Gabaix Xavier, Gopikrishnan Parameswaran, Plerou Vasiliki, Stanley H Eugene
Department of Economics, Massachusetts Institute of Technology, Cambridge, Massachusetts 02142, USA.
Nature. 2003 May 15;423(6937):267-70. doi: 10.1038/nature01624.
Insights into the dynamics of a complex system are often gained by focusing on large fluctuations. For the financial system, huge databases now exist that facilitate the analysis of large fluctuations and the characterization of their statistical behaviour. Power laws appear to describe histograms of relevant financial fluctuations, such as fluctuations in stock price, trading volume and the number of trades. Surprisingly, the exponents that characterize these power laws are similar for different types and sizes of markets, for different market trends and even for different countries--suggesting that a generic theoretical basis may underlie these phenomena. Here we propose a model, based on a plausible set of assumptions, which provides an explanation for these empirical power laws. Our model is based on the hypothesis that large movements in stock market activity arise from the trades of large participants. Starting from an empirical characterization of the size distribution of those large market participants (mutual funds), we show that the power laws observed in financial data arise when the trading behaviour is performed in an optimal way. Our model additionally explains certain striking empirical regularities that describe the relationship between large fluctuations in prices, trading volume and the number of trades.

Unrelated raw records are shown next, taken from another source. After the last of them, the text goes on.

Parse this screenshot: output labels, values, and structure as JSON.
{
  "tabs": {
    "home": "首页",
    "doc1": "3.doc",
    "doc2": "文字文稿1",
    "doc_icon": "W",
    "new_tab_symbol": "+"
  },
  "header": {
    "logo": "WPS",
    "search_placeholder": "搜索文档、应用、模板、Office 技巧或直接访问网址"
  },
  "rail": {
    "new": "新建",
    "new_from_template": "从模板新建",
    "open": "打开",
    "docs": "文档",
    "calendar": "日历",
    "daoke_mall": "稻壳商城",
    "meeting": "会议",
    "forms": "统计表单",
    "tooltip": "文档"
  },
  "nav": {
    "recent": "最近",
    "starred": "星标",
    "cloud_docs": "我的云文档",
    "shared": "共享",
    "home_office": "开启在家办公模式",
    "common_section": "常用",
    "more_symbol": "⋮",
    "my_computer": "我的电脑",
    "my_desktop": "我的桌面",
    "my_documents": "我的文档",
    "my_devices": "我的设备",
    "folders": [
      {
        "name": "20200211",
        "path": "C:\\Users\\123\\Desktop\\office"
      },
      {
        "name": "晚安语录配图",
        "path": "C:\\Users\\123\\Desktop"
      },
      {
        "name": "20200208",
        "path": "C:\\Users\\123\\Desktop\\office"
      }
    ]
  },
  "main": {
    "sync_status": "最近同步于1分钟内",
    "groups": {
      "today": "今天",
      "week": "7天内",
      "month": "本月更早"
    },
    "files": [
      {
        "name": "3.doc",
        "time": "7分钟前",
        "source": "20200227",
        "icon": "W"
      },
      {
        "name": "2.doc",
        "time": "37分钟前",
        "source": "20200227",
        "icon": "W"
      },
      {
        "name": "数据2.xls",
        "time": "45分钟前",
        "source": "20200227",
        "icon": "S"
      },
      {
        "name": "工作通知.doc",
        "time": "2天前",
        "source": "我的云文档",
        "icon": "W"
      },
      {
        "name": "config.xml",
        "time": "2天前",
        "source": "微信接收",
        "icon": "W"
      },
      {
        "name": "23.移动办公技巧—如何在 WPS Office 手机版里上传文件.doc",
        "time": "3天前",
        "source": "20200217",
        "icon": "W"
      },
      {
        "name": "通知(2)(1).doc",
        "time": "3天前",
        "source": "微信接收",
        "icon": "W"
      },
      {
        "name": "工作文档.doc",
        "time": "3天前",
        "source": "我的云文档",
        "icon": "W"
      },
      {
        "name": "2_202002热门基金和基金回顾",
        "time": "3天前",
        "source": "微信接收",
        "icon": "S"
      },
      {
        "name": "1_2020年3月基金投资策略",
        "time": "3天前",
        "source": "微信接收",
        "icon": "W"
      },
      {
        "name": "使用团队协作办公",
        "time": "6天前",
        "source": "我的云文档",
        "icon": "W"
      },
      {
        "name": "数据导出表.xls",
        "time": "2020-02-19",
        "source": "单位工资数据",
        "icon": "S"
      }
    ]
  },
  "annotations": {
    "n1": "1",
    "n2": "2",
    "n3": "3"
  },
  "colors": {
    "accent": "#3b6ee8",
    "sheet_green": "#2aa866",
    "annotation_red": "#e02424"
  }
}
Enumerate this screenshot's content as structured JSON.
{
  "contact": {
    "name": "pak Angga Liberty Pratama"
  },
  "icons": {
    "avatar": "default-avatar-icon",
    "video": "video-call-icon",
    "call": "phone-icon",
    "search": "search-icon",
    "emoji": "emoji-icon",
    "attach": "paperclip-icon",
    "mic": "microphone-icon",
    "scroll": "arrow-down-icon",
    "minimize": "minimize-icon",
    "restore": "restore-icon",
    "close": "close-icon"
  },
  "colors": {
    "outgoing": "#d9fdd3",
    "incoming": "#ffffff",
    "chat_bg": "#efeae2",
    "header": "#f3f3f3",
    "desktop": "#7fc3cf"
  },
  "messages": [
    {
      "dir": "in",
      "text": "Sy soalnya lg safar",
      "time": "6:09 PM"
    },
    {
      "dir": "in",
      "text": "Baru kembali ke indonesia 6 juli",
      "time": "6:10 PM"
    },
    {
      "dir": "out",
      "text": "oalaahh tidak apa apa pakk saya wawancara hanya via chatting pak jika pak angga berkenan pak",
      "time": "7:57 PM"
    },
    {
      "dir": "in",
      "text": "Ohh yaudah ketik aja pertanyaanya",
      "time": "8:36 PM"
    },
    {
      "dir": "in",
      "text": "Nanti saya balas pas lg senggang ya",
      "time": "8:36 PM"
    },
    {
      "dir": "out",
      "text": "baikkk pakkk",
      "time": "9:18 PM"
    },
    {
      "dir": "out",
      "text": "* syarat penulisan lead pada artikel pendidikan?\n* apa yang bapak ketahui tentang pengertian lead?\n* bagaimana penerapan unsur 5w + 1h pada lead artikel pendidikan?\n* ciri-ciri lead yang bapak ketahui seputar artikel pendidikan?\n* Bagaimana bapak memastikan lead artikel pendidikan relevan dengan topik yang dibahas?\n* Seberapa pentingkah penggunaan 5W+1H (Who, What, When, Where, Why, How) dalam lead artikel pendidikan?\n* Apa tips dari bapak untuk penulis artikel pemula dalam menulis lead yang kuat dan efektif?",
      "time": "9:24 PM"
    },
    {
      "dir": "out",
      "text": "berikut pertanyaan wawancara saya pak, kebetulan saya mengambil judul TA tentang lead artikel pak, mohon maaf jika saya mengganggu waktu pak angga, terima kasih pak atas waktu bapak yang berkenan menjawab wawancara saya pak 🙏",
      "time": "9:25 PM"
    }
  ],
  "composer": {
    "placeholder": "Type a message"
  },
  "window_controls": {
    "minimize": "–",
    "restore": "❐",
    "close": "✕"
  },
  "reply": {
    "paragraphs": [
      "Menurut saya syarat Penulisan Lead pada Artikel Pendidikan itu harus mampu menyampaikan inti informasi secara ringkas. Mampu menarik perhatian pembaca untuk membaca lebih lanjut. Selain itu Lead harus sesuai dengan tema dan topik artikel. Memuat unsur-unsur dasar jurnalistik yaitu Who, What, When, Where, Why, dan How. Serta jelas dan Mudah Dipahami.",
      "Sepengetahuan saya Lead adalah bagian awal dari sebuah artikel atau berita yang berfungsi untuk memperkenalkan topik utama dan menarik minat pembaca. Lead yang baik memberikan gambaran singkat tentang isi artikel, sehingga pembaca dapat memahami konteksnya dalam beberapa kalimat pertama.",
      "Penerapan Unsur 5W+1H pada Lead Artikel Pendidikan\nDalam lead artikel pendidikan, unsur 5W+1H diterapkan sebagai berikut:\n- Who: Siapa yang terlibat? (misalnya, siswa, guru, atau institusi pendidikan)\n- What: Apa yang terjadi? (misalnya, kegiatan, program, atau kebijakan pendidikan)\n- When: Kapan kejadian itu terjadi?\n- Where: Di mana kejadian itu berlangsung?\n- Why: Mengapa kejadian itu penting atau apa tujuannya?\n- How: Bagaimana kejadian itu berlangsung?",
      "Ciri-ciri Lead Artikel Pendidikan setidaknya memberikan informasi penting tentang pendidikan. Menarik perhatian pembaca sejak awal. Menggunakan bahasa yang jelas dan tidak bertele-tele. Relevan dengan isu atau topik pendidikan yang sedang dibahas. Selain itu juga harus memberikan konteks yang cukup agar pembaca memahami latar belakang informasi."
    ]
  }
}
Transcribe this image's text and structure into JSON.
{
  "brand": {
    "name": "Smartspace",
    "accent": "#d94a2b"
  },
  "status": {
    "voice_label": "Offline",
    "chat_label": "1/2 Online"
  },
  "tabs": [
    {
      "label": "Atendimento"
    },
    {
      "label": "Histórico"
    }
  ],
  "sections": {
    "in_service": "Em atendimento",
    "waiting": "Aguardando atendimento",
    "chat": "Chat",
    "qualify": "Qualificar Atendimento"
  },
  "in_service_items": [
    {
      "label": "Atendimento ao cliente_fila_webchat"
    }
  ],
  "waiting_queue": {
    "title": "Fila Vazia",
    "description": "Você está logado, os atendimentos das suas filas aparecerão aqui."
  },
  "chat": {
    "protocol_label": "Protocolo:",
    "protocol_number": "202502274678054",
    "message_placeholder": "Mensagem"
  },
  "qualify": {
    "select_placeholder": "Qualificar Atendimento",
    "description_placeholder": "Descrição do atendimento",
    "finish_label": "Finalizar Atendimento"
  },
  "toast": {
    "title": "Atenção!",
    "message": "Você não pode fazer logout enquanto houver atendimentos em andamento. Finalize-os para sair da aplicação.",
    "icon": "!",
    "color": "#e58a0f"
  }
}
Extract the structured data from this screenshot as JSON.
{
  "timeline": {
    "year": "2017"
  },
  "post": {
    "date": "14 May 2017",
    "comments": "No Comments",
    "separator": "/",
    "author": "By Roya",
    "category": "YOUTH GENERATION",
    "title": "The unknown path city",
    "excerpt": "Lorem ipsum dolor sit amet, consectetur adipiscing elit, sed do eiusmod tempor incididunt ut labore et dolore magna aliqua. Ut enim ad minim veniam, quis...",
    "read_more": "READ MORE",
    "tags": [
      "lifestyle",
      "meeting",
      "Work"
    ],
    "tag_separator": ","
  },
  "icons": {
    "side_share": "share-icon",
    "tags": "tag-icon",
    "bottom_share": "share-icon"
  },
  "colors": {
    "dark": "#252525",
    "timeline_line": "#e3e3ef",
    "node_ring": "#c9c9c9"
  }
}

对复杂系统动态的洞察往往通过关注大幅波动来获得。对于金融系统而言,如今存在大量数据库,便于对大幅波动进行分析并刻画其统计行为特征。幂律似乎能描述相关金融波动的直方图,比如股价波动、交易量波动和交易次数波动。令人惊讶的是,表征这些幂律的指数在不同类型和规模的市场、不同市场趋势甚至不同国家都是相似的——这表明可能存在一个通用的理论基础来支撑这些现象。在此,我们基于一组合理的假设提出一个模型,该模型为这些经验幂律提供了解释。我们的模型基于这样一个假设,即股票市场活动中的大幅波动源于大型参与者的交易。从对那些大型市场参与者(共同基金)规模分布的经验刻画出发,我们表明当交易行为以最优方式进行时,在金融数据中观察到的幂律就会出现。我们的模型还解释了某些显著的经验规律,这些规律描述了价格大幅波动、交易量和交易次数之间的关系。